The forgotten author of the English Bible
Tyndale's genius was buried by the King James Version
In his editions of Tyndale's Bible and a biography in 1994, David Daniell leaves no doubt about the significance of William Tyndale, a Protestant who was condemned as a heretic, strangled, and burned outside Brussels in 1536. His crime? He translated the Bible into English.
Opening Tyndale's Bible one experiences déjà vu. What sounds typical and original in the King James Version, published decades after Tyndale's death, came from Tyndale: "Let there be light"; "Fight the good fight"; "the spirit is willing." The list is very long and the point beyond dispute: Tyndale is the master of the English Bible.
This is the central fact of Daniell's monumental study, "The Bible in English." The author would have held his own on Chaucer's pilgrimage. This book is full of tales told with bracing gusto. Indeed, Daniell often reveals motives deeper than the stories themselves.
The main story has a hard certainty for Daniell: It all begins with Tyndale. Before Tyndale, "the Word had almost disappeared," he writes. Tyndale's translations not only put the "word" in the hands of ordinary people (he said it was intended for the "ploughboy"), his work gave them a taste of freedom from poverty and illness "with glorious new and energetic energy."
It's as if modern subjectivity, the feeling of individual selfhood, came with the reading of Tyndale's testaments. The immediacy of the early English Bible helps explain the "biblical cast of mind" in which "the daily lives of the settlers were felt to be part of a large cosmic process, a sense of destiny which still governs American thought."
For Daniell, the most popular English translation, the so-called Authorized King James Version, is, compared to Tyndale, distant and even obscure. Though much of the phrasing goes back to Tyndale, the "sonorous, orotund, high-sounding" pitch of the KJV is a betrayal of the spirit of Tyndale, he claims.
Daniell shows in detail how and why this "worshipful distance" was achieved. He condescends to find "the hand of God" in some parts of KJV, but for him it represents a lost opportunity. In the last pages, he fulminates against those who consider the KJV the very word of God.
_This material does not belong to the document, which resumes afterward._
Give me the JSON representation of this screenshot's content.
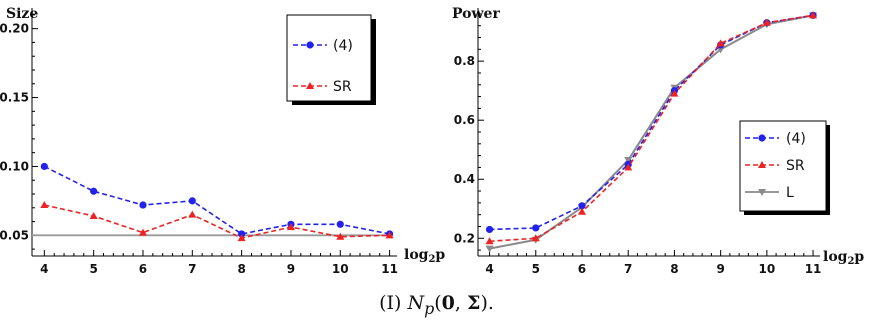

The 20th century saw well over 1,000 new translations (and at least five "important" ones since World War II), most of them claiming to be more vivid and compelling than the KJV. Daniell has it both ways: He shows, on the one hand, the persistent popularity of the Bible and, on the other, how Tyndale remains unparalleled in eloquence.
There are complications, of course, and Daniell considers them carefully. Take The New English Bible, for example. When it came to the "beatitude" unhappily translated by Tyndale (and echoed by the KJV) as "Blessed are the poor in spirit," the first edition of the NEB had the truly pathetic "How blest are they that know that they are poor." Daniell goes on to point out that in a later edition, the NEB refused to merely translate the Greek but offered "an inspired reflection of the sense": "How blest are those who know their need of God."
For Daniell, that is the issue at all times: our "need of God." In the end, he suggests that the "future of the Bible in English" lies not in easy communication of easily grasped feelings but "proper rigor, even harshness, an avoidance of meal in the mouth, the embracing of difficulty."
Separating Daniell's sometimes harsh style from the hard certainties of what he calls "biblical consciousness" may not be possible, or even desirable. The articulate vehemence of "The Bible in English" provides a rousing retelling of these grand stories.
• Thomas D'Evelyn is an editorial consultant in Providence, R.I.